To my eyes, Sanjay didn’t necessarily get special treatment, good or bad, thanks to his fame and who his parents were. He was treated terribly, but so were many others arrested under TADA. If he had been any other associate of D Company reported to have received arms and then returned them, he would also have been arrested under TADA and held indefinitely on little evidence.
But Sanjay’s is a story we know, a story that happened to a little boy who had grown up in the public eye. So let’s look at it as a reminder of all the complicated situations that can lead to illegal activity, and all the people that can be hurt when proper justice is not served.
Sanjay was arrested, and his family learned he would be charged under TADA, which was like a physical blow. It wasn’t just the desperate fear for their loved one, it was also the public shame. Sunil Dutt was a good peaceful man. He had held his head up high for years, a proud member of the film community and his political party. After the 1993 riots, he had been vocal in his criticism of Congress for not doing enough, not caring enough for its constituents. His party began to turn its back on him. And when his son was arrested, his film community abandoned him as well. Sunil, who used to be one of the most respected and beloved men in the city, found himself sitting in waiting rooms for hours on end, begging for just a word with someone who might be able to help his son.
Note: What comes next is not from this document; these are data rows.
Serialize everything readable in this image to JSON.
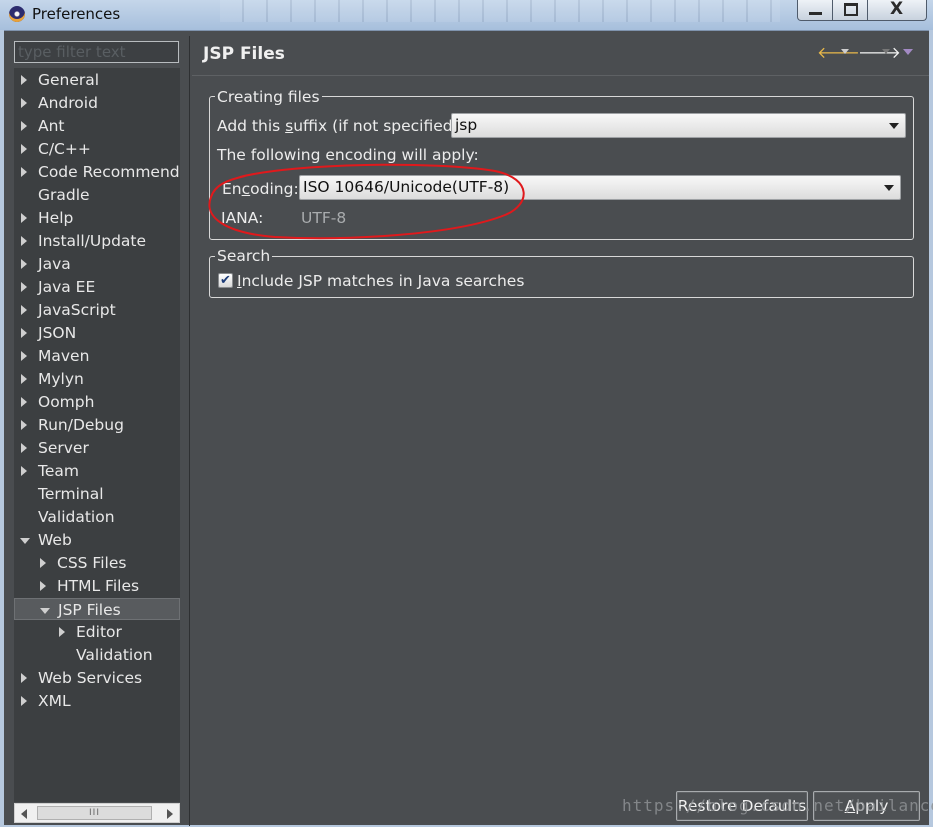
{
  "window": {
    "title": "Preferences",
    "close_glyph": "X",
    "minimize_icon": "minimize-icon",
    "maximize_icon": "maximize-icon"
  },
  "sidebar": {
    "filter_placeholder": "type filter text",
    "items": [
      {
        "label": "General",
        "level": 0,
        "expandable": true,
        "expanded": false
      },
      {
        "label": "Android",
        "level": 0,
        "expandable": true,
        "expanded": false
      },
      {
        "label": "Ant",
        "level": 0,
        "expandable": true,
        "expanded": false
      },
      {
        "label": "C/C++",
        "level": 0,
        "expandable": true,
        "expanded": false
      },
      {
        "label": "Code Recommenders",
        "level": 0,
        "expandable": true,
        "expanded": false
      },
      {
        "label": "Gradle",
        "level": 0,
        "expandable": false,
        "expanded": false
      },
      {
        "label": "Help",
        "level": 0,
        "expandable": true,
        "expanded": false
      },
      {
        "label": "Install/Update",
        "level": 0,
        "expandable": true,
        "expanded": false
      },
      {
        "label": "Java",
        "level": 0,
        "expandable": true,
        "expanded": false
      },
      {
        "label": "Java EE",
        "level": 0,
        "expandable": true,
        "expanded": false
      },
      {
        "label": "JavaScript",
        "level": 0,
        "expandable": true,
        "expanded": false
      },
      {
        "label": "JSON",
        "level": 0,
        "expandable": true,
        "expanded": false
      },
      {
        "label": "Maven",
        "level": 0,
        "expandable": true,
        "expanded": false
      },
      {
        "label": "Mylyn",
        "level": 0,
        "expandable": true,
        "expanded": false
      },
      {
        "label": "Oomph",
        "level": 0,
        "expandable": true,
        "expanded": false
      },
      {
        "label": "Run/Debug",
        "level": 0,
        "expandable": true,
        "expanded": false
      },
      {
        "label": "Server",
        "level": 0,
        "expandable": true,
        "expanded": false
      },
      {
        "label": "Team",
        "level": 0,
        "expandable": true,
        "expanded": false
      },
      {
        "label": "Terminal",
        "level": 0,
        "expandable": false,
        "expanded": false
      },
      {
        "label": "Validation",
        "level": 0,
        "expandable": false,
        "expanded": false
      },
      {
        "label": "Web",
        "level": 0,
        "expandable": true,
        "expanded": true
      },
      {
        "label": "CSS Files",
        "level": 1,
        "expandable": true,
        "expanded": false
      },
      {
        "label": "HTML Files",
        "level": 1,
        "expandable": true,
        "expanded": false
      },
      {
        "label": "JSP Files",
        "level": 1,
        "expandable": true,
        "expanded": true,
        "selected": true
      },
      {
        "label": "Editor",
        "level": 2,
        "expandable": true,
        "expanded": false
      },
      {
        "label": "Validation",
        "level": 2,
        "expandable": false,
        "expanded": false
      },
      {
        "label": "Web Services",
        "level": 0,
        "expandable": true,
        "expanded": false
      },
      {
        "label": "XML",
        "level": 0,
        "expandable": true,
        "expanded": false
      }
    ],
    "scrollbar_thumb": "III"
  },
  "page": {
    "title": "JSP Files",
    "nav_back_icon": "back-arrow-icon",
    "nav_forward_icon": "forward-arrow-icon"
  },
  "creating_files": {
    "legend": "Creating files",
    "suffix_label_pre": "Add this ",
    "suffix_label_u": "s",
    "suffix_label_post": "uffix (if not specified):",
    "suffix_value": "jsp",
    "encoding_note": "The following encoding will apply:",
    "encoding_label_pre": "En",
    "encoding_label_u": "c",
    "encoding_label_post": "oding:",
    "encoding_value": "ISO 10646/Unicode(UTF-8)",
    "iana_label": "IANA:",
    "iana_value": "UTF-8",
    "highlight_color": "#e0191c"
  },
  "search": {
    "legend": "Search",
    "checkbox_checked": true,
    "checkbox_glyph": "✔",
    "checkbox_label_pre": "",
    "checkbox_label_u": "I",
    "checkbox_label_post": "nclude JSP matches in Java searches"
  },
  "buttons": {
    "restore": "Restore Defaults",
    "apply_u": "A",
    "apply_rest": "pply"
  },
  "watermark": "https://blog.csdn.net/bailance"
}
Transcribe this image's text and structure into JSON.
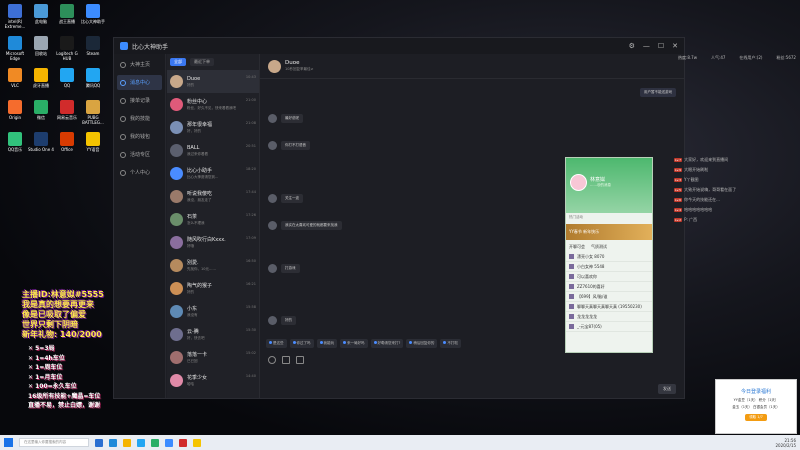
{
  "desktop": {
    "icons": [
      {
        "label": "intel(R) Extreme...",
        "color": "#3d6fd6"
      },
      {
        "label": "此电脑",
        "color": "#4a9ad8"
      },
      {
        "label": "战王直播",
        "color": "#2d8f5a"
      },
      {
        "label": "比心大神助手",
        "color": "#3c8cff"
      },
      {
        "label": "Microsoft Edge",
        "color": "#1f8ad9"
      },
      {
        "label": "回收站",
        "color": "#9aa6b2"
      },
      {
        "label": "Logitech G HUB",
        "color": "#1a1a1a"
      },
      {
        "label": "Steam",
        "color": "#1b2838"
      },
      {
        "label": "VLC",
        "color": "#f08a24"
      },
      {
        "label": "虎牙直播",
        "color": "#f5b400"
      },
      {
        "label": "QQ",
        "color": "#22a6f2"
      },
      {
        "label": "腾讯QQ",
        "color": "#22a6f2"
      },
      {
        "label": "Origin",
        "color": "#f56c2d"
      },
      {
        "label": "微信",
        "color": "#2aae67"
      },
      {
        "label": "网易云音乐",
        "color": "#d12b2b"
      },
      {
        "label": "PUBG BATTLEG...",
        "color": "#d9a441"
      },
      {
        "label": "QQ音乐",
        "color": "#31c27c"
      },
      {
        "label": "Studio One 4",
        "color": "#1d3d6e"
      },
      {
        "label": "Office",
        "color": "#d83b01"
      },
      {
        "label": "YY语音",
        "color": "#f5c400"
      }
    ]
  },
  "promo": {
    "lines_big": [
      "主播ID:林意姒#5555",
      "我是真的想要再更来",
      "像是已吸取了偏爱",
      "世界只剩下阴暗",
      "新年礼物: 140/2000"
    ],
    "lines_small": [
      "✕ 5=3局",
      "✕ 1=4h车位",
      "✕ 1=周车位",
      "✕ 1=月车位",
      "✕ 100=永久车位",
      "16级所有技能+魔晶=车位",
      "直播不易，禁止白嫖，谢谢"
    ]
  },
  "app": {
    "title": "比心大神助手",
    "window_controls": [
      "⚙",
      "—",
      "☐",
      "✕"
    ],
    "sidebar": [
      {
        "label": "大神主页",
        "active": false
      },
      {
        "label": "消息中心",
        "active": true
      },
      {
        "label": "接单记录",
        "active": false
      },
      {
        "label": "我的技能",
        "active": false
      },
      {
        "label": "我的钱包",
        "active": false
      },
      {
        "label": "活动专区",
        "active": false
      },
      {
        "label": "个人中心",
        "active": false
      }
    ],
    "conv_tabs": [
      {
        "label": "全部",
        "active": true
      },
      {
        "label": "最近下单",
        "active": false
      }
    ],
    "conversations": [
      {
        "name": "Duoe",
        "preview": "好的",
        "time": "10:43",
        "color": "#c8a88a",
        "active": true
      },
      {
        "name": "粉丝中心",
        "preview": "粉丝，好久不见，快来看看我吧",
        "time": "21:00",
        "color": "#e05a7a",
        "active": false
      },
      {
        "name": "那年很幸福",
        "preview": "好，好的",
        "time": "21:08",
        "color": "#7a8fb5",
        "active": false
      },
      {
        "name": "BALL",
        "preview": "我过来你看看",
        "time": "20:51",
        "color": "#5b5f6e",
        "active": false
      },
      {
        "name": "比心小助手",
        "preview": "比心大神邀请您到...",
        "time": "18:20",
        "color": "#4a8cff",
        "active": false
      },
      {
        "name": "听说我傻吃",
        "preview": "我没，朋友走了",
        "time": "17:44",
        "color": "#9a7a6a",
        "active": false
      },
      {
        "name": "石茶",
        "preview": "怎么不理我",
        "time": "17:26",
        "color": "#6a8e6a",
        "active": false
      },
      {
        "name": "随风吹行白Kxxx.",
        "preview": "好哦",
        "time": "17:09",
        "color": "#8a6e9e",
        "active": false
      },
      {
        "name": "別愛.",
        "preview": "先找你，10元……",
        "time": "16:50",
        "color": "#b58a5e",
        "active": false
      },
      {
        "name": "陶气的猴子",
        "preview": "好的",
        "time": "16:21",
        "color": "#cc8f55",
        "active": false
      },
      {
        "name": "小东",
        "preview": "我没有",
        "time": "15:58",
        "color": "#5e8ab5",
        "active": false
      },
      {
        "name": "云-腾",
        "preview": "好，快去吧",
        "time": "15:30",
        "color": "#6e6e8e",
        "active": false
      },
      {
        "name": "落落一卡",
        "preview": "已已回",
        "time": "15:02",
        "color": "#a06e6e",
        "active": false
      },
      {
        "name": "花季少女",
        "preview": "哈哈",
        "time": "14:40",
        "color": "#e08aa8",
        "active": false
      }
    ],
    "chat": {
      "name": "Duoe",
      "sub": "10秒回复率最佳≥",
      "messages": [
        {
          "side": "right",
          "text": "用户暂不能送游戏"
        },
        {
          "side": "left",
          "text": "最好说呢"
        },
        {
          "side": "left",
          "text": "你打不打语音"
        },
        {
          "side": "left",
          "text": "关注一波"
        },
        {
          "side": "left",
          "text": "我实在太喜欢可爱的就都要来找我"
        },
        {
          "side": "left",
          "text": "打游戏"
        },
        {
          "side": "left",
          "text": "好的"
        }
      ],
      "quick_replies": [
        "是这些",
        "你过了吗",
        "我能玩",
        "来一局好吗",
        "好嘞请您来打?",
        "稍后回复你的",
        "不打啦"
      ],
      "send_label": "发送"
    }
  },
  "qq_panel": {
    "name": "林意姒",
    "sub": "……@的消息",
    "section": "热门活动",
    "banner": "YY春节 新年快乐",
    "list_head": [
      "开聊可会",
      "气质测试"
    ],
    "rows": [
      "漂亮小女 8070",
      "小白女神 5548",
      "可以喜欢你",
      "ZZ7610的喜好",
      "【699】风/脑/谁",
      "聊聊天真聊天真聊天真 (19550230)",
      "龙龙龙龙龙",
      "_-元宝87(05)"
    ]
  },
  "side_panel": {
    "stats": [
      "热度:8.7w",
      "人气:47",
      "在线用户:(2)",
      "粉丝:5672"
    ],
    "danmu": [
      {
        "badge": "Lv.7",
        "text": "大家好，欢迎来到直播间"
      },
      {
        "badge": "Lv.9",
        "text": "大眼开始刷啦"
      },
      {
        "badge": "Lv.3",
        "text": "Y丫截图"
      },
      {
        "badge": "Lv.5",
        "text": "大致开始说嗨，哥哥看在面了"
      },
      {
        "badge": "Lv.6",
        "text": "你今天的技能还在..."
      },
      {
        "badge": "Lv.4",
        "text": "哈哈哈哈哈哈哈"
      },
      {
        "badge": "Lv.2",
        "text": "P: 广西"
      }
    ]
  },
  "notify": {
    "title": "今日登录福利",
    "lines": [
      "YY金豆（1天）  积分（1天）",
      "金玉（1天）  白银会员（1天）"
    ],
    "button": "领取 1/7"
  },
  "taskbar": {
    "search_placeholder": "在这里输入你要搜索的内容",
    "time": "21:56",
    "date": "2020/2/15"
  }
}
Sunil could have turned his back on Sanjay, written him off for making a foolish decision, for trying to hide his crimes, for bringing this shame on the family. But that wasn’t the kind of man he was, or the kind of father he was. He hadn’t abandoned Sanjay when he was addicted to drugs, or when his wife got sick, he wasn’t going to let him go now. Sunil spent his days going office to office, trying to find anyone who could tell him what was happening with his son. And at night he would drive to the road outside the jail and park his car outside the wall and sleep there. He couldn’t see his son, but he could at least be close to him, try to send his strength to him through the bricks and mortar that separated them.
The few times Sunil was allowed to meet Sanjay, the toll was clear. Sanjay slowly went down to skin and bones. He had been bounced from solitary to the general population with the hardest criminals. That was the biggest benefit of his fame, those hardened criminals adopted him as “Sanju Baba”, the movie star they already loved from his onscreen appearances. Sanjay spent his time reading the Bhagavad Gita and trying to gather strength, but it was hard. His young nieces, Kumar Gaurav and Namrata’s daughters, were brought to visit him and were traumatized to the point that it was years before they were able to look their uncle in the eye again. Every time they met, Sanjay would ask Sunil when he could come home, and Sunil would tell him “soon, it will be soon”. But they both knew he was lying.
And through out India, there were 76,000 other fathers and sons having the same conversation as they waited for a justice that was painfully slow in coming.